The transmission cycle of zoonotic cutaneous leishmaniasis usually involves gerbils as reservoir hosts. It is a model for basic research on leishmaniasis aimed at developing vaccines and other methods of disease control (reviewed in Ready, 2008). Other forms of leishmaniasis occur in Europe, and the public health risks have been reviewed recently (Ready, 2010).

Research topics include:

  • cell-mediated immunity
  • Leishmania and Phlebotomus genome organisation (both with genome sequencing projects)
  • the molecular genetics of the development of infective parasites in permissive and specific vectors (Bates, 2007)
  • the role of sandfly salivary peptides (Oliveira et al., 2008) in facilitating blood feeding and controlling disease progression

Most strains of Le. major are able to develop infective stages only in P. papatasi or closely-related sandflies, and the gerbil reservoirs often need to be co-infected with a related parasite (Le. turanica) if they are to support the over-wintering of Le. major.

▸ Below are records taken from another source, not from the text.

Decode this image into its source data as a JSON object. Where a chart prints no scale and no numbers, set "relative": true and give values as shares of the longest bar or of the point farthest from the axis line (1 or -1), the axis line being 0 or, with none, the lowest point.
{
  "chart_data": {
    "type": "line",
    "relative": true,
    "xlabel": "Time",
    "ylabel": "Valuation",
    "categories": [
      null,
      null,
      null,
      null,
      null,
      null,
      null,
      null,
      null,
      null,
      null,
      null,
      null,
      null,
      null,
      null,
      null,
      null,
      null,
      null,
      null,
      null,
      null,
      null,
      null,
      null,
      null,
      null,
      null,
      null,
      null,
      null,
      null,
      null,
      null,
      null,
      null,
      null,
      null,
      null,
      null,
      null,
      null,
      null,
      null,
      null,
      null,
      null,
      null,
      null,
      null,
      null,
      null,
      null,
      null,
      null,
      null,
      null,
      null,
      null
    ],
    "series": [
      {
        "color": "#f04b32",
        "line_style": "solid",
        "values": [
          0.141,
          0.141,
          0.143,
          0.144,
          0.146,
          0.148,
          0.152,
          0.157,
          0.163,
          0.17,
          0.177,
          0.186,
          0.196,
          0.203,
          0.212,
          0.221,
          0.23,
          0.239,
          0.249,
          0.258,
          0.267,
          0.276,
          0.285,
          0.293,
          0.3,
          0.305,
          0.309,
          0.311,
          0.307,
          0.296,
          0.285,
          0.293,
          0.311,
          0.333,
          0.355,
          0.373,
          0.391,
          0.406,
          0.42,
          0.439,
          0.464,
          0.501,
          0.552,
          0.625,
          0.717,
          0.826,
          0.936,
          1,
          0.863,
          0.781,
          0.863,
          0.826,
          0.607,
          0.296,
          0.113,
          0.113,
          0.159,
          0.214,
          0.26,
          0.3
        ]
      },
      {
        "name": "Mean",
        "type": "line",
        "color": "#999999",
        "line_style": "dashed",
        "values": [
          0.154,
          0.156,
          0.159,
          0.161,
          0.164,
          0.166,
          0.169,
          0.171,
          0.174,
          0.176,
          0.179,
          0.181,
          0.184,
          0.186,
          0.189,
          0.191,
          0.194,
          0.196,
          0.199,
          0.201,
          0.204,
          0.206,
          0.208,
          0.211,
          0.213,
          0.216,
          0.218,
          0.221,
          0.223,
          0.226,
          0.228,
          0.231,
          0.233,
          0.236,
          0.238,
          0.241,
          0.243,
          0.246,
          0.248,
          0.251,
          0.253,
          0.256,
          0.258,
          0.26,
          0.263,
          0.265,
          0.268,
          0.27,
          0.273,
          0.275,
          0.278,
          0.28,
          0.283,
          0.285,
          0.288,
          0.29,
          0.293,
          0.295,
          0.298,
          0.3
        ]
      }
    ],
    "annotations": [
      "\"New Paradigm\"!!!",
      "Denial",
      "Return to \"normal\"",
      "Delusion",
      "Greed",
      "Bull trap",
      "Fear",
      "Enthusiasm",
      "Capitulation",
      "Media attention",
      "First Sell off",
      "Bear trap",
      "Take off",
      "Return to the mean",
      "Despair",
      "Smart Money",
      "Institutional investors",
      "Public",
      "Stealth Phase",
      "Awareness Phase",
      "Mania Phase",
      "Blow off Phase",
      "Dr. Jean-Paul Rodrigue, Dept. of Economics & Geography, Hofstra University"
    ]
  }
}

The complexities of these transmission cycles can be monitored using DNA markers to identify parasites and their sandfly hosts (Parvizi and Ready, 2008).


Reservoir host
The long-term host of a parasite that causes an infectious disease in humans. The parasite generally doesn't cause any ill-effects in the reservoir host. 

A zoonotic disease is one that affects animals and can be transmitted to humans.